このような医療技術を臨床の場で実施するには、厚生労働省による「先進医療の承認」が必要となります。先進医療として認められていない新技術による治療を受ける場合は公的医療保険の適用がなく、全額自己負担となります。
先進医療に認められると、その先進医療にかかる技術料以外の診察料、検査料、投薬料、入院料などは、公的医療保険の適用となり、患者の自己負担が軽減されます。
しかし、技術料は患者の全額負担となり、医療機関や治療法によってかなり高額となる場合があります。
平成19年1月1日現在、承認されている先進医療は113種類ですが、医療技術の進歩に伴い、年々数件が追加されています。 (平成18年10月1日より、健康保険法等の一部が改正され、旧制度の「高度先進医療」として承認されていた医療種類を全て引き継いで、 「先進医療」という新たな制度に再編されました。

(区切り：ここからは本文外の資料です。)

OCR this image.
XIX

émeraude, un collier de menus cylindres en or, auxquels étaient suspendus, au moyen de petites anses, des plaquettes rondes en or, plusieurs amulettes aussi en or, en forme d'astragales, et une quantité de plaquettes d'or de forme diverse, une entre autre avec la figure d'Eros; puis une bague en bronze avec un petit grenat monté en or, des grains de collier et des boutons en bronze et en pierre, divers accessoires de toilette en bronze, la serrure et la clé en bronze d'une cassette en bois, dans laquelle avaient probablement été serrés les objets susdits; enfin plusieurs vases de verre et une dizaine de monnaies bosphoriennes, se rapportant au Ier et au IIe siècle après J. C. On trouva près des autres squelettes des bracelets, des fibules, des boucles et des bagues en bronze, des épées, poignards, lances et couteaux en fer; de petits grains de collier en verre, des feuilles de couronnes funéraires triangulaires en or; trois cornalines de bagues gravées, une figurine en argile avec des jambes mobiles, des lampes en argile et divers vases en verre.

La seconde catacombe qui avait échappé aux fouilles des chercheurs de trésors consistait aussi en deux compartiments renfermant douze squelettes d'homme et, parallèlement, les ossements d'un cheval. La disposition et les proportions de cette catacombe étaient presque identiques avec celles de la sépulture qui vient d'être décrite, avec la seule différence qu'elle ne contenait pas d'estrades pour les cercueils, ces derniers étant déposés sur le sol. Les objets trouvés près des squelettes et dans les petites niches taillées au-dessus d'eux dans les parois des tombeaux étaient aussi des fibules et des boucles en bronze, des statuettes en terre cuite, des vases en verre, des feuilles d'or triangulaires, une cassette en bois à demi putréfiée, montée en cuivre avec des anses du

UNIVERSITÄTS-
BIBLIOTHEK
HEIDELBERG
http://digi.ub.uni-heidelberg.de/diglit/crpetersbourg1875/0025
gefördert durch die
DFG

)


健保の被保険者(本人)で、1ヶ月の医療費がおよそ300万円かかったとします。
そのうち先進医療にかかる技術料部分が200万とした場合、技術料は健康保険適用外となります。
<健保適用外>技術料・・・・・患者の自己負担 200万円
<健保適用>技術料以外・・・健康保険の負担 70万円
患者の自己負担 30万円(うち21万9570円は高額医療費として還付される)
患者の最高負担額は、
200万円+8万430円=208万430円
この先進医療の自己負担をカバーするために、いくつかの保険会社おいて先進医療特約が
用意されています。
治療の種類に応じて先進医療給付金が支払われるしくみとなっています。
■先進医療の例
■旧制度 高度先進医療について
一般の診療レベルを超えた最新の医学水準の診断治療である「高度先進医療」は、
旧公的医療保険制度において、保険診療と保険外診療の併用を特定の療養に限って可能とする
特定療養費制度の対象として認められていました。
平成18年10月1日の健康保険法等の一部改正では、この特定療養費制度を保険外併用療養費制度として 再編し、保険診療と保険外診療の併用が可能な療養を、将来的な保険導入を前提として そのための評価を行なうもの(評価療養)と保険導入を前提としないもの(選定療養)とに区分されました。
旧制度の高度先進医療は、同じく特定療養費制度の対象であった先進医療とともに、
評価療養の中の「先進医療」という新たな1つの枠組みに統合されています。